A 48-year-old male with a history of high blood pressure and morbid obesity and a BMI of 53 Kg/m2 was evaluated for surgical treatment of morbid obesity and its comorbidities. No hiatal hernia or mucosal lesions were found in the upper endoscopy. The clo test was negative

The abdominal ultrasound revealed an enlarged and steatotic liver. The ASA Score was II.


Treatment


Performing a RYGBP in a patient with this BMI and an enlarged liver might lead to an increased rate of unexpected injuries or postoperative complications.

Performing a sleeve gastrectomy is feasible but in a superobese patient it may require conversion to a BPD-DS due to insufficient weight loss.

Using an intragastric balloon plus close follow-up may lead to a BMI decrease and a reduction of the size of the liver, thus making the patient suitable for a Roux en Y Gastric Bypass.

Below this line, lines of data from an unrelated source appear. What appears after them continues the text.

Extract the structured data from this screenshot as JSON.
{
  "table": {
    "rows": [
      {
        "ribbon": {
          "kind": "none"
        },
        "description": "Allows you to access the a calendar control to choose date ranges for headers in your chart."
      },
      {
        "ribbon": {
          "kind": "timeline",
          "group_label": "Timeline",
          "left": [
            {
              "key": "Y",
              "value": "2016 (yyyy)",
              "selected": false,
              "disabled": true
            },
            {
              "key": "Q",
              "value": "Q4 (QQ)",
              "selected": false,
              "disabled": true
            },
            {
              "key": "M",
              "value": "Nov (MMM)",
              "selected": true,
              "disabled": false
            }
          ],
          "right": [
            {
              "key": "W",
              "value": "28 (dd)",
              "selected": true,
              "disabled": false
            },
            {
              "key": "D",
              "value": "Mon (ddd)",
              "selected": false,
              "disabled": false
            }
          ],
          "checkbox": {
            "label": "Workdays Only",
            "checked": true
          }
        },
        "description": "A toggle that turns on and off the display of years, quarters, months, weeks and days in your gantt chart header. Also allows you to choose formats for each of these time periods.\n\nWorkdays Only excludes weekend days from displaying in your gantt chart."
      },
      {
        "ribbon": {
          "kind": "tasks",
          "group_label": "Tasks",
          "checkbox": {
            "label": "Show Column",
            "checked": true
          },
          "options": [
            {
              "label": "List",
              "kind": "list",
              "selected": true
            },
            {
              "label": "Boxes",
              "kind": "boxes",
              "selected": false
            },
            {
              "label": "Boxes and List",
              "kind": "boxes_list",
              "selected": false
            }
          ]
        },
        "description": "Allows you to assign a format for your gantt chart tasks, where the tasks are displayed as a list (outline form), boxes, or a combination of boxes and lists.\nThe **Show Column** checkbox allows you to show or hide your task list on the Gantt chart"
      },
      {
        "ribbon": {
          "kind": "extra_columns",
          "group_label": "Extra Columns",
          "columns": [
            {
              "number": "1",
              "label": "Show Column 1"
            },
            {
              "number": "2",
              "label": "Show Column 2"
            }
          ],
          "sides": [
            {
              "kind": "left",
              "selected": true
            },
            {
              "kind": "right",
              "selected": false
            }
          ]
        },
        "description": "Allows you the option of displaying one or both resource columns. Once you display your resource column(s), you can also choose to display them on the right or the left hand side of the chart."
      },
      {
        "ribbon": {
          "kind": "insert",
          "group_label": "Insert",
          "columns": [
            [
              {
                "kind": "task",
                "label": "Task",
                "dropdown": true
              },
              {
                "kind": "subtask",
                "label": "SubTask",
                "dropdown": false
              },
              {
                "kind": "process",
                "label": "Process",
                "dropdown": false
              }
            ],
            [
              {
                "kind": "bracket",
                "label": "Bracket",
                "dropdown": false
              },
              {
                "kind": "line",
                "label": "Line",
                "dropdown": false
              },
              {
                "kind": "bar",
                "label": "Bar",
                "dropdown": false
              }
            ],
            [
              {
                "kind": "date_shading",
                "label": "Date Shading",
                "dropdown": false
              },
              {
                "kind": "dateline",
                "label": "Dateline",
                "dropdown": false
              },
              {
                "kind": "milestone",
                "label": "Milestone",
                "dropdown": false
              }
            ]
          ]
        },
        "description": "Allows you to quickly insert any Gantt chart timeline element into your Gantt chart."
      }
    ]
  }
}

The procedure is performed under sedation with the patient in left lateral decubitus and the anesthesiologist supervising the vital signs. An oral protector is placed to keep the mouth open, allowing access to the endoscope and protecting the patient's teeth. First we perform a brief endoscopic evaluation basically to suction all the gastric contents.

The balloon is fully collapsed and attached to a tube that serves as a guide to push it down from the mouth to the esophagus and stomach. This maneuver is supervised by means of the endoscope. With the balloon in place the guide is removed.

Then a connection is made to fill the balloon with methylene blue diluted in a saline solution. If the balloon bursts, the methylene blue will show in the patient's urine. The three channel connection facilitates this step.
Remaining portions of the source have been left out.